Antibacterial Efficacy of a Chitosan-Based Hydrogel Modified With Epsilon-Poly-l-Lysine Against Pseudomonas aeruginosa in a Murine-Infected Burn Wound Model

ABSTRACT Introduction Because antibiotic resistance is increasing worldwide and the leading cause of death in burn patients is an infection, an urgent need exists for nonantibiotic approaches to eliminate multidrug-resistant bacteria from burns to prevent their systemic dissemination and sepsis. We previously demonstrated the significant antibiofilm activity of a chitosan (CS) hydrogel containing the antimicrobial peptide epsilon-poly-l-lysine (EPL) against multidrug-resistant Pseudomonas aeruginosa using ex vivo porcine skin. In this study, we evaluated the in vivo antibacterial efficacy of a CS/EPL hydrogel against P. aeruginosa in a murine burn wound infection model. Materials and Methods Full-thickness burns were created on the dorsum using a heated brass rod and were inoculated with bioluminescent, biofilm-forming P. aeruginosa (Xen41). Mice were treated with CS/EPL, CS, or no hydrogel applied topically 2 or 24 hours after inoculation to assess the ability to prevent or eradicate existing biofilms, respectively. Dressing changes occurred daily for 3 days, and in vivo bioluminescence imaging was performed to detect and quantitate bacterial growth. Blood samples were cultured to determine systemic infection.

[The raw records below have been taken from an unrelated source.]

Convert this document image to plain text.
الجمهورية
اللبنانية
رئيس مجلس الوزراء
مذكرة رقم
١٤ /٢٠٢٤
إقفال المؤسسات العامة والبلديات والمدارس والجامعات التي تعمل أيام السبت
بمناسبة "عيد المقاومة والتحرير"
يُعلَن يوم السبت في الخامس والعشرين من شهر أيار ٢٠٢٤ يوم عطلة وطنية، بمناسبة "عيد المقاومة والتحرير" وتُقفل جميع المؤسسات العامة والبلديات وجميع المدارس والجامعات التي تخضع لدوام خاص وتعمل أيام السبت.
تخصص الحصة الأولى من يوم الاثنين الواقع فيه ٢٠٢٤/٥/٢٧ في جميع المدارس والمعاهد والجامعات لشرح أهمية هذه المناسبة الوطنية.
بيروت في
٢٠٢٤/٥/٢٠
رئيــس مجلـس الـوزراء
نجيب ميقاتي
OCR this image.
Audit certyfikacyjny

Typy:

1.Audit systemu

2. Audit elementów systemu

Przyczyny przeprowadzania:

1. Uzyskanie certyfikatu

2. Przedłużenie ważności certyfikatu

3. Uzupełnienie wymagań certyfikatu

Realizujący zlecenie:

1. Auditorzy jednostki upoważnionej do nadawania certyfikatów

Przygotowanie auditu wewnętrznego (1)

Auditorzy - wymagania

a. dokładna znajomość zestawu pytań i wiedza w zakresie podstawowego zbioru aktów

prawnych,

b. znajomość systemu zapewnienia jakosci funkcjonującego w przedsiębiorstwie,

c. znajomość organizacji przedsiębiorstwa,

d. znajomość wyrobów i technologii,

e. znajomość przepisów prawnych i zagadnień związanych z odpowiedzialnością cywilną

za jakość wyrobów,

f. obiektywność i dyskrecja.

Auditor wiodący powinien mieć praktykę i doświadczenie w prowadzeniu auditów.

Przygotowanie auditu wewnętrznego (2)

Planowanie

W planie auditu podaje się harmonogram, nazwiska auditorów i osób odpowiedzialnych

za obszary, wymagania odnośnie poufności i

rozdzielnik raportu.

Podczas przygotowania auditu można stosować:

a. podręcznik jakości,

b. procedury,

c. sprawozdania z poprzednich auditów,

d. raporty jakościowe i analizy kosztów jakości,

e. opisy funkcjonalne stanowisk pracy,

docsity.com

In vitro antibacterial activity and cytotoxicity against human primary dermal fibroblasts, keratinocytes, and mesenchymal stem cells were also assessed. Results CS/EPL treatment initiated at early or delayed time points showed a significant reduction in bioluminescence imaging signal compared to CS on days 2 and 3 of treatment. Mice administered CS/EPL had fewer bloodstream infections, lower weight loss, and greater activity than the untreated and CS groups. CS/EPL reduced bacterial burden by two orders of magnitude in vitro and exhibited low cytotoxicity against human cells. Conclusion A topical hydrogel delivering the antimicrobial peptide EPL demonstrates in vivo efficacy to reduce but not eradicate established P. aeruginosa biofilms in infected burn wounds. This biocompatible hydrogel shows promise as an antimicrobial barrier dressing for the sustained protection of burn wounds from external bacterial contamination.